4.3 Disavowal Attack

Disavowal attack means that Alice signed a signature S A for a message m, and then wants to disavow that she has signed this signature. In our scheme, detecting Alice’s cheat is easy for Trent, because Alice’s signature S A encrypts with the secret key K A . Therefore, if a dispute occurs between Alice and Bob, Bob needs to take the message signature pair (m, S A ) to Trent to make a fair judgement. The signature S A has been absolutely generated by Alice, if and only if contain the secret key K A .

Moreover, in the verifying phase, the action of dishonest Alice who wants to modify S A after Trent’s action on the signature, will be found. In the check of data integrity, the hash function plays an important role. Because Alice cannot know any information about K BT , when Bob computes the hash value of S A and compares it with H(S A ), her action will be found. Therefore, a disavowal attack by the signer will not work in our scheme.
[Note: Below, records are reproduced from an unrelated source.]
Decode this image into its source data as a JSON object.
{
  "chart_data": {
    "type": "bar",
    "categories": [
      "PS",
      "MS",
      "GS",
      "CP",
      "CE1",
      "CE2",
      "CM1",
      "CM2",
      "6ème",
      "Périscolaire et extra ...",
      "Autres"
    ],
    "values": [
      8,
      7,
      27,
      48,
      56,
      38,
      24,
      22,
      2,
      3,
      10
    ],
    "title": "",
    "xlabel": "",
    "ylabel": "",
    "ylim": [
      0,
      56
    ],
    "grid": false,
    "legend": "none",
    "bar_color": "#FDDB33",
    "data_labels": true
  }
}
5 Conclusion and Discussion

An arbitrate quantum signature scheme based on cluster states is proposed. With the decoy photon technique in security checking, it is shown that the protocol is secure not only against the outside attack which would be done by an eavesdropper outside of the participants but also it is secure against the two types of internal attacks, i.e., the forgery attack and the disavowal attack. Furthermore by using the Cabello’s definition of the efficiency, it indicates the efficiency of 64 % confirms that the present protocol is more efficient.